Correct Answer: Specific gravity

Explanation:


Introduction / Context:

Identifying fluid properties from basic mass–volume data is fundamental in hydraulics and process engineering. Density, specific weight, and specific gravity are related but distinct. This question tests your ability to compute and interpret these values.


Given Data / Assumptions:

  • Mass m = 3000 kg.
  • Volume V = 4 m^3.
  • Reference for specific gravity: water at about 4°C with density 1000 kg/m^3.


Concept / Approach:

Compute density rho = m / V. Then determine specific gravity SG = rho / rho_w. Specific weight gamma = rho * g; its numerical value would be in N/m^3, not a pure number.


Step-by-Step Solution:

Compute density: rho = 3000 / 4 = 750 kg/m^3.Compute SG: SG = rho / 1000 = 750 / 1000 = 0.75 (dimensionless).Specific weight would be gamma = 750 * 9.81 ≈ 7357.5 N/m^3 (not 0.75).

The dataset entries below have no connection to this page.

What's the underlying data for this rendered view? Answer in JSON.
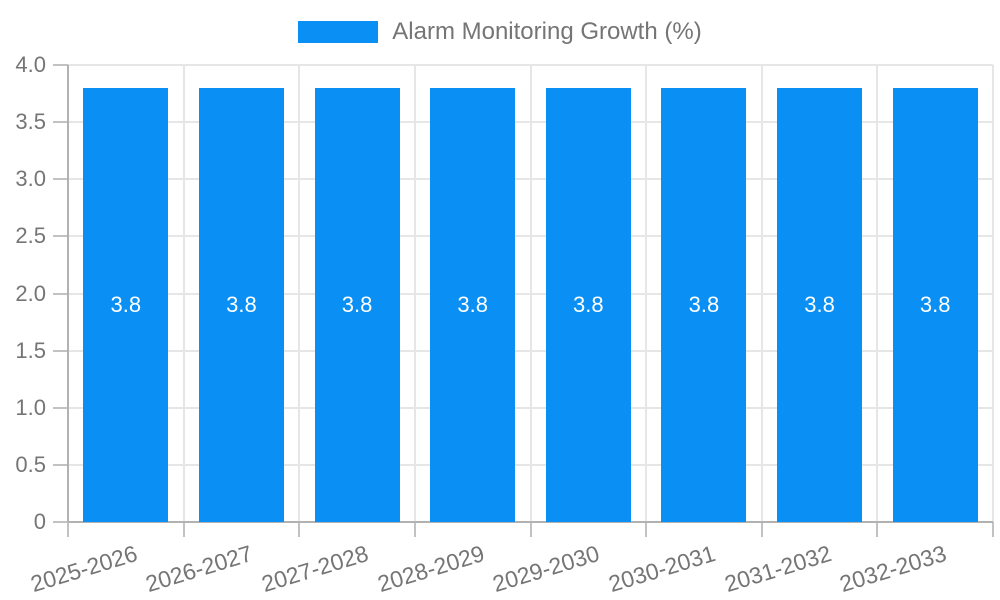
{
  "legend": {
    "label": "Alarm Monitoring Growth (%)"
  },
  "chart_data": {
    "type": "bar",
    "title": "",
    "xlabel": "",
    "ylabel": "",
    "legend_position": "top-center",
    "grid": true,
    "series_name": "Alarm Monitoring Growth (%)",
    "categories": [
      "2025-2026",
      "2026-2027",
      "2027-2028",
      "2028-2029",
      "2029-2030",
      "2030-2031",
      "2031-2032",
      "2032-2033"
    ],
    "values": [
      3.8,
      3.8,
      3.8,
      3.8,
      3.8,
      3.8,
      3.8,
      3.8
    ],
    "bar_value_labels": [
      "3.8",
      "3.8",
      "3.8",
      "3.8",
      "3.8",
      "3.8",
      "3.8",
      "3.8"
    ],
    "ylim": [
      0,
      4
    ],
    "ytick_values": [
      0,
      0.5,
      1.0,
      1.5,
      2.0,
      2.5,
      3.0,
      3.5,
      4.0
    ],
    "ytick_labels": [
      "0",
      "0.5",
      "1.0",
      "1.5",
      "2.0",
      "2.5",
      "3.0",
      "3.5",
      "4.0"
    ]
  },
  "colors": {
    "bar": "#0a8ff4",
    "bar_label_text": "#ffffff",
    "grid": "#e6e6e6",
    "axis": "#b2b2b2",
    "tick": "#c2c2c2",
    "tick_text": "#757575",
    "legend_text": "#757575",
    "background": "#ffffff"
  }
}
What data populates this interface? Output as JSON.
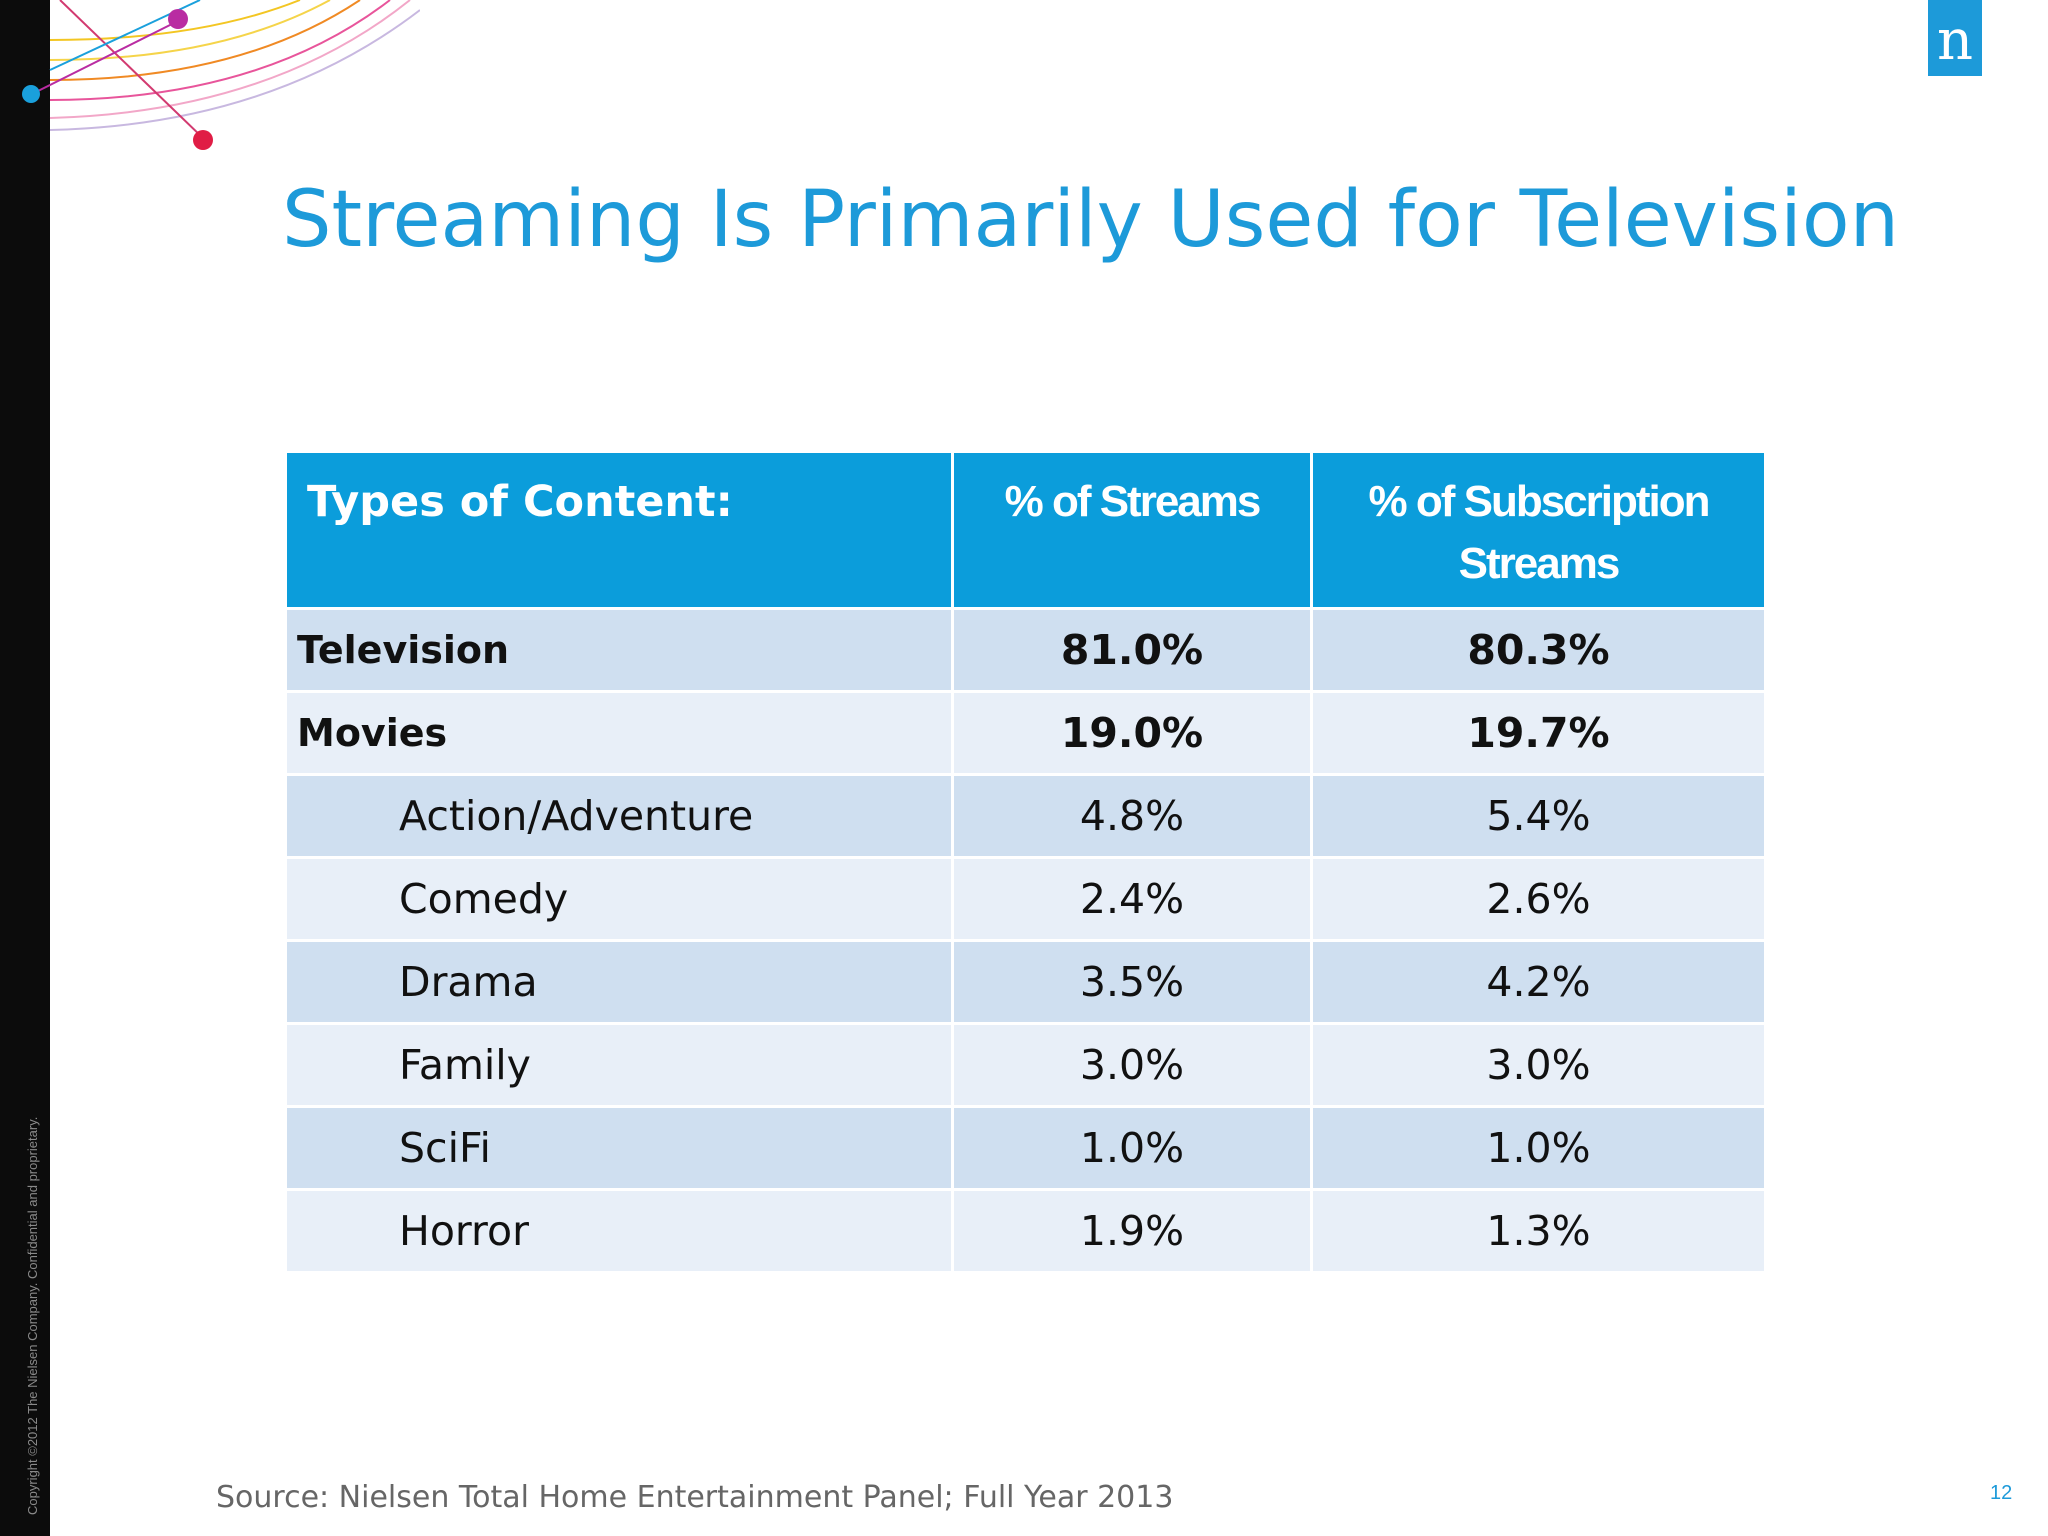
{
  "slide": {
    "title": "Streaming Is Primarily Used for Television",
    "copyright": "Copyright ©2012 The Nielsen Company. Confidential and proprietary.",
    "logo_letter": "n",
    "source": "Source: Nielsen Total Home Entertainment Panel; Full Year 2013",
    "page_number": "12"
  },
  "colors": {
    "title_blue": "#1d9ad9",
    "header_blue": "#0b9ddb",
    "row_dark": "#cfdff0",
    "row_light": "#e8eff8",
    "arc_yellow": "#f3c623",
    "arc_pink": "#e8559b",
    "arc_orange": "#f08a24",
    "dot_blue": "#1aa0dc",
    "dot_purple": "#b92ca2",
    "dot_red": "#e01d45"
  },
  "table": {
    "headers": [
      "Types of Content:",
      "% of Streams",
      "% of Subscription Streams"
    ],
    "rows": [
      {
        "category": "Television",
        "streams": "81.0%",
        "subscription": "80.3%",
        "level": "main"
      },
      {
        "category": "Movies",
        "streams": "19.0%",
        "subscription": "19.7%",
        "level": "main"
      },
      {
        "category": "Action/Adventure",
        "streams": "4.8%",
        "subscription": "5.4%",
        "level": "sub"
      },
      {
        "category": "Comedy",
        "streams": "2.4%",
        "subscription": "2.6%",
        "level": "sub"
      },
      {
        "category": "Drama",
        "streams": "3.5%",
        "subscription": "4.2%",
        "level": "sub"
      },
      {
        "category": "Family",
        "streams": "3.0%",
        "subscription": "3.0%",
        "level": "sub"
      },
      {
        "category": "SciFi",
        "streams": "1.0%",
        "subscription": "1.0%",
        "level": "sub"
      },
      {
        "category": "Horror",
        "streams": "1.9%",
        "subscription": "1.3%",
        "level": "sub"
      }
    ]
  }
}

Verification / Alternative check:

Unit check: specific gravity is dimensionless; the calculated 0.75 fits. Density has units kg/m^3; the number 0.75 without units cannot represent density or specific weight.


Why Other Options Are Wrong:

  • Specific weight needs N/m^3 units and a value near 7.36 × 10^3.
  • Specific mass (density) equals 750 kg/m^3 (not 0.75).
  • “None of these” is false because 0.75 correctly matches specific gravity.


Common Pitfalls:

  • Confusing density (kg/m^3) with specific gravity (ratio to water).
  • Forgetting that specific gravity is unitless.